We can continue with the pyramid game to challenge Maslov’s hierarchy of needs pyramid but a more pressing zombie myth is that pupils have a certain learning style. Although learning styles on the face of it might appear intuitive as we are better at certain ways of learning than others, it does not mean it is a predetermined fixed personalised learning method. Further there is no evidence to support it. To make matters worse, it does the opposite of supporting pupil learning. Instead, it can introduce excuses to pupil underperformance subsequently impeding on a pupil’s long term potential. Yet, it still common to hear of teacher training courses expecting lesson plans to include visual, auditory and kinaesthetic learning opportunities for pupils. Only recently it crept back into my school. I only discovered the intruder when a lesson plan (not required) was handed to me before a lesson observation. The plan not only comprised of learning style activities under the labels (VAK) but also included must, could, should statements and personal learning skills (PeLTS). It was quickly eliminated.
There are many other examples of pedagogical Zombie practices that are slowing down progress in the classroom. These not only have zero to some cases negative impact for pupils, but the actual strain on teachers has recently been reported.
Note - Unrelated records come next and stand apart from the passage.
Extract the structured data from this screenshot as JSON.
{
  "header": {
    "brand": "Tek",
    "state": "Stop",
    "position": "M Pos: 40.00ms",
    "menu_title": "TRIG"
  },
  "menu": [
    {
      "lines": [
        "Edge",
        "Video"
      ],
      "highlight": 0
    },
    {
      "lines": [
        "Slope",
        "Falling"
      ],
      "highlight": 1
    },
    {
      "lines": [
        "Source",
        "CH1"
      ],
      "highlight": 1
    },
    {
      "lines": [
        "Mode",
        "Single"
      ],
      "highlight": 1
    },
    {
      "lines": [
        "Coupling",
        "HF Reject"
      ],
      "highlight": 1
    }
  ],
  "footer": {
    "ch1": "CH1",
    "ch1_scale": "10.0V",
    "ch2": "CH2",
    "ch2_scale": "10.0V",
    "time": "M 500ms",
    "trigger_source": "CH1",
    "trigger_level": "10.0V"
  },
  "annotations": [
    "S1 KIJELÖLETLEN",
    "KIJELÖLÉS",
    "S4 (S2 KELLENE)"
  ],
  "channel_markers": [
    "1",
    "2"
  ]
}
Fanatical beliefs about marking and feedback leading to triple marking, extensive written feedback, yellow box marking, DIRT and Mad Time policies are draining the life out of staff. High intensity, low impact strategies shackle creativity and cage common sense. Yet, there are still schools who believe that engagement always leads to learning, pupil progress is visible in one lesson and that the some pupils are right brain and others are left. Which is somewhat concerning is that it continues despite the fact science has debunked many of those myths and is opening new doors to how we learn.
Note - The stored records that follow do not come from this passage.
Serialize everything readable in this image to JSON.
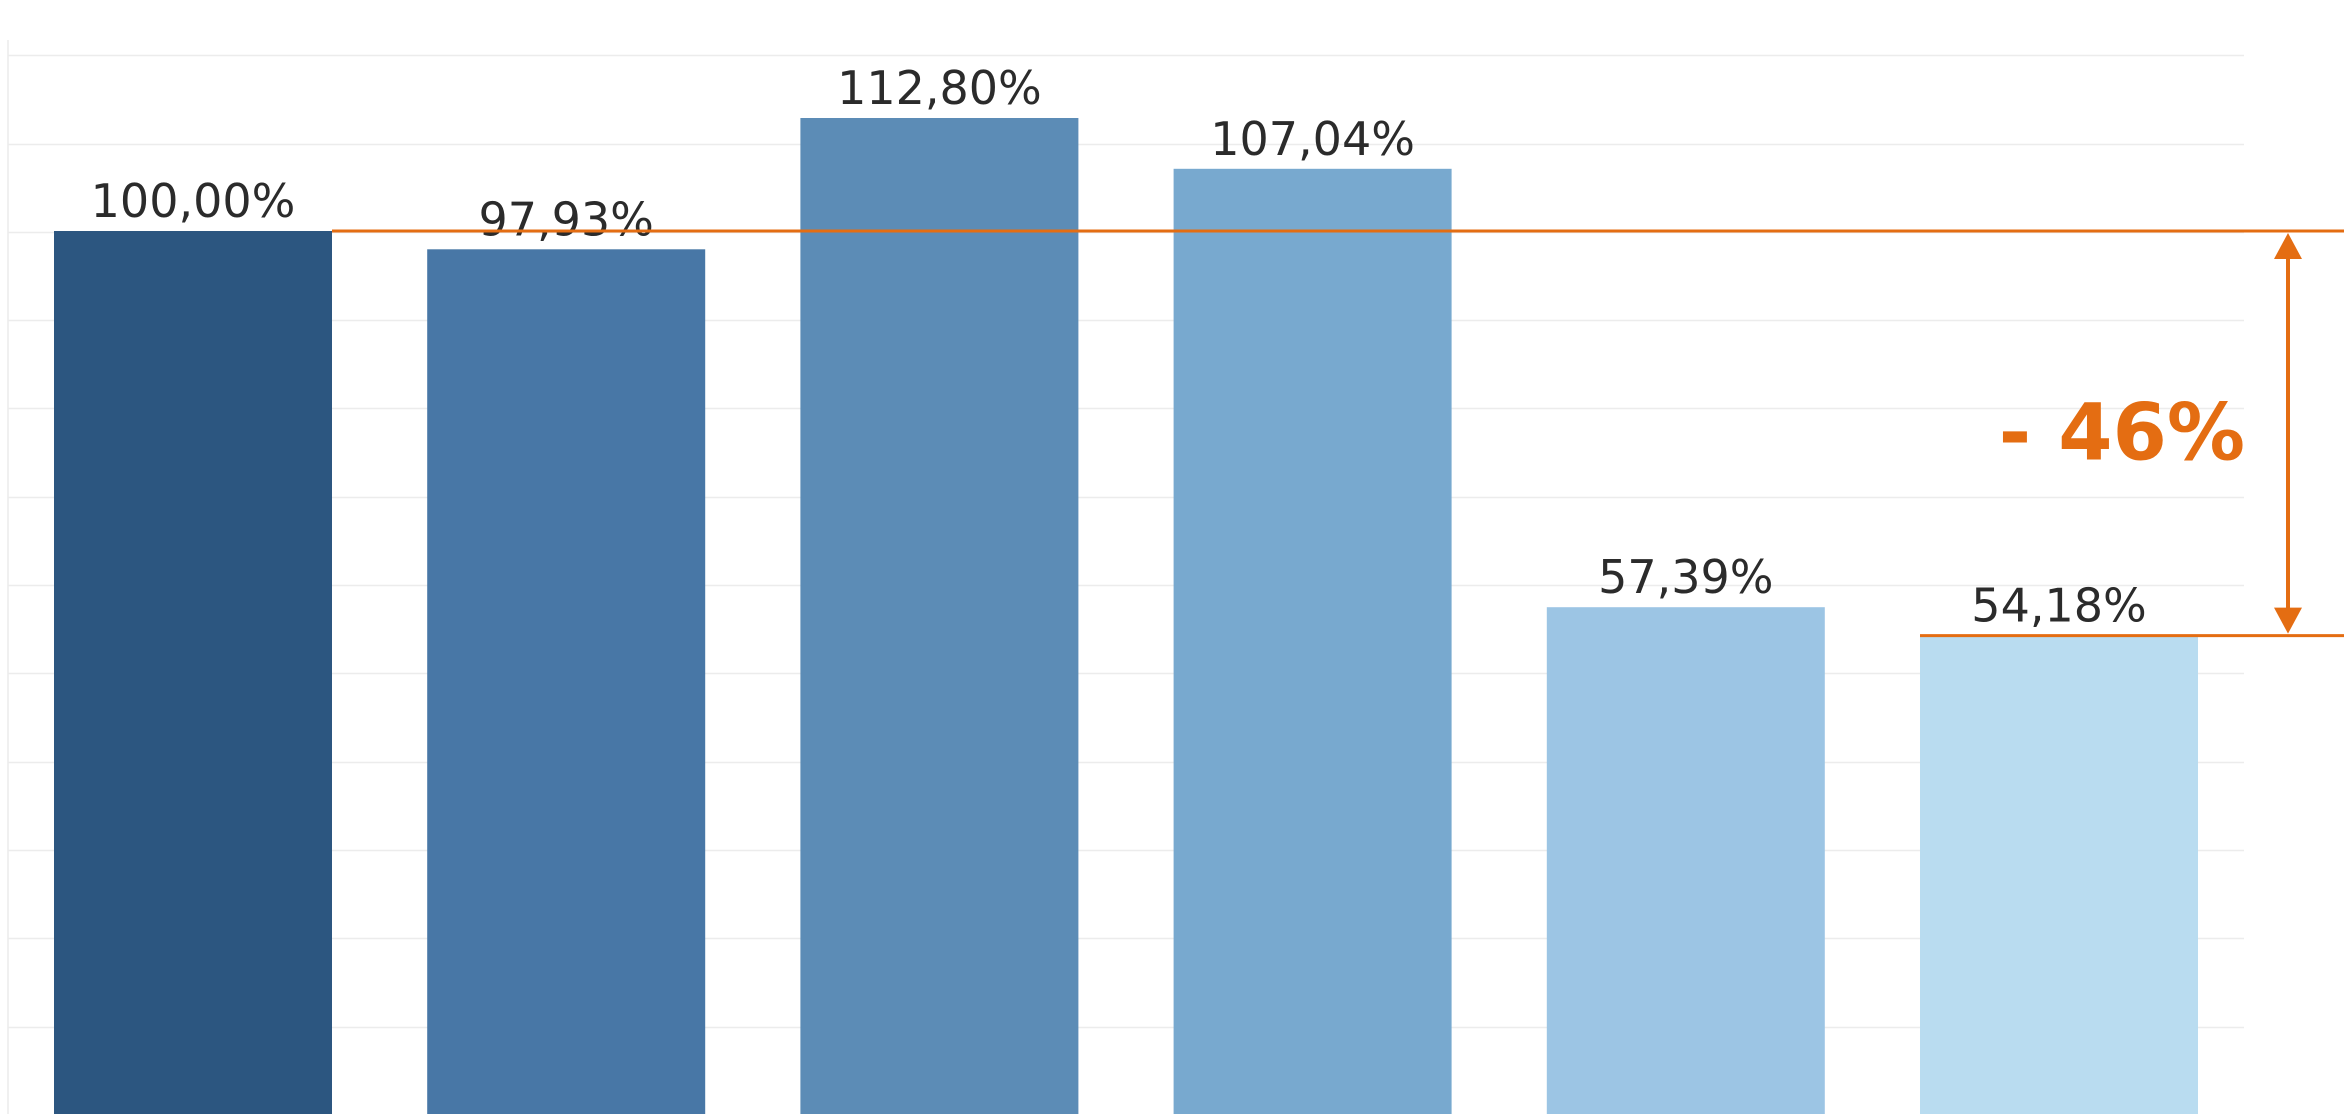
{
  "chart_data": {
    "type": "bar",
    "values": [
      100.0,
      97.93,
      112.8,
      107.04,
      57.39,
      54.18
    ],
    "value_labels": [
      "100,00%",
      "97,93%",
      "112,80%",
      "107,04%",
      "57,39%",
      "54,18%"
    ],
    "bar_colors": [
      "#2c5680",
      "#4877a6",
      "#5c8cb6",
      "#78a9cf",
      "#9cc5e4",
      "#b9dcf0"
    ],
    "ylim": [
      0,
      125
    ],
    "grid": true,
    "gridline_color": "#ececec",
    "annotation": {
      "label": "- 46%",
      "from_value": 100.0,
      "to_value": 54.18,
      "color": "#e46d12"
    }
  }
}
Old and new science findings have begun to surface, shedding light on the walking dead. These new thrillers are starting to fight back and planting firm roots in our planning. Zombie hunters are gaining traction with a growing number of teachers and schools unplugging from zombie views and beginning to realise that learning is not always about being glamourous but pragmatic and more complex than previously considered. The belief system that only fun, spoon-feeding over differentiated lessons is starting to dry up with debates taking place on the importance of concrete knowledge, the design of curriculum planning with space learning techniques, the testing effect and cognitive load theory.
Nonetheless, there needs to be some caution when using new and old concepts. Ideas can quickly be wrongly interpreted and manipulated to become zombie pedagogy. Something similar happened with assessment for learning which quickly turned from a useful tool that needed careful planning to a commercialised over-branded “cure-all juggernaut” that led to the writing of every lesson objective, checking progress every five minutes and over emphasis on the pace of learning. More work is needed between the researchers and teachers to control the zombie feeding ground of sensationalism and virtue signalling so that we can having a lighted path free from pedagogical zombies to support the learning and progress of all pupils.